By doing so, meant some protection to the guarantor’s assets against the lending institutions’ dreadful auction hammer. 

The Bill had proposed that the banks and other lending institutions first exhaust the auctioning of the property of the principal borrowers before zeroing in on those of the guarantors. 

The House received the then president’s memorandum in March 2020 proposing the deletion of the only clause in the Bill. But with the House failing to marshal the required numbers to veto the president’s memorandum, the Bill was lost. 

Under the 2010 constitution, parliament is yet to marshal the two-thirds majority required to overturn the president’s memorandum on a Bill passed in the House. 

The Parliamentary Pensions (Amendment) Bill was also lost after the National Assembly failed to veto the president’s memorandum. 

The Bill by then Suba South MP John Mbadi, sought to have former MPs who served between July 1, 1984 and January 1, 2001, get an enhanced monthly pension of Sh100,000. 

The Bill sailed through the House on August 5, 2020. 

But when it was transmitted for presidential assent, the president expressed his reservations on the advice of the Salaries and Remuneration Commission (SRC). 

In the memorandum, the president stated that the Bill overlooked the mandate of SRC of setting and reviewing of remuneration and benefits for all state and public officers among them MPs and the president. 

Then House Speaker Justin Muturi committed the president’s memorandum on the Bill to the Finance and National Planning Committee for processing and reporting to the House for consideration.

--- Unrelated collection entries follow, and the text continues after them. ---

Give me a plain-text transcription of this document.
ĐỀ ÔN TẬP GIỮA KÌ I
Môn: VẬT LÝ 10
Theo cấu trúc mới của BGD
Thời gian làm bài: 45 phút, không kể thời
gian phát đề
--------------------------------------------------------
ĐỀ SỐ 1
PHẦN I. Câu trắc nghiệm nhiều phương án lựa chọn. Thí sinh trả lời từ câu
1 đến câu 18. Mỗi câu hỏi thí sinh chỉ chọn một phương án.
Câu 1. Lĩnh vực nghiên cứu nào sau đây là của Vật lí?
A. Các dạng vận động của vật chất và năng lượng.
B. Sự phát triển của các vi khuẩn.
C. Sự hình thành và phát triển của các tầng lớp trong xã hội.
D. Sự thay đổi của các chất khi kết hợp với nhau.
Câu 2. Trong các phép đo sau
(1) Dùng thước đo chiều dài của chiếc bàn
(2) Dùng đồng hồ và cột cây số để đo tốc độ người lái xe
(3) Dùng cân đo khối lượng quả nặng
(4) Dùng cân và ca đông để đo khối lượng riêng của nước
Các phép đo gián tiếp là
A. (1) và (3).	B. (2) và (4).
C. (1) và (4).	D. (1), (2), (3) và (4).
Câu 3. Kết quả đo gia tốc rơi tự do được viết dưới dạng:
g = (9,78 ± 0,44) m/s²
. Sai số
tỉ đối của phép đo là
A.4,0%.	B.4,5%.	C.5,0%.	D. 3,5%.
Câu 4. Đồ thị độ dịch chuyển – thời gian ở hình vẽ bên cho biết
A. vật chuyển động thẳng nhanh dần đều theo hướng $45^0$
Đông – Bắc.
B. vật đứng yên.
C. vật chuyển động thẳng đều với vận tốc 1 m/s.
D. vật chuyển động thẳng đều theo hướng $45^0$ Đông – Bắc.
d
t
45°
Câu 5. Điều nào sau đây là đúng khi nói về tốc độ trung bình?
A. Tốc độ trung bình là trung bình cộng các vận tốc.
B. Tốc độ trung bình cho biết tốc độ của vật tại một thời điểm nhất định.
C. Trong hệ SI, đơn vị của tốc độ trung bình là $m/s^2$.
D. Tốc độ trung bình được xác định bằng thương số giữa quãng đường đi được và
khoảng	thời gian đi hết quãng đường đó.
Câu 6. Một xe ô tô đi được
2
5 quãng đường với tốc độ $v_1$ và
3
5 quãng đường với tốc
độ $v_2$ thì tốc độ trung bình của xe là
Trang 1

Although the committee recommended to the House that the president’s reservations on the Bill be vetoed, the House could not raise the requisite two-thirds majority to uphold the committee’s recommendations. 

The Institute of Directors of Kenya Bill by Ugenya MP David Ochieng was lost after the National Assembly failed to act on the president’s memorandum. 

The president’s memorandum on the Bill was received in July 2017 just days to the general election of August 8, 2017. 

By the time the president was transmitting his memorandum, the House had already adjourned to allow MPs time to campaign ahead of the general election. 

The Bill sought to establish the Institute of Directors of Kenya and to provide for the registration and regulation of the standards and practice of the profession. 

The institute was meant to issue certificates of registration to its members annually as a form of quality assurance to the public bodies, entities, enterprises and companies on whose boards its members are to be appointed.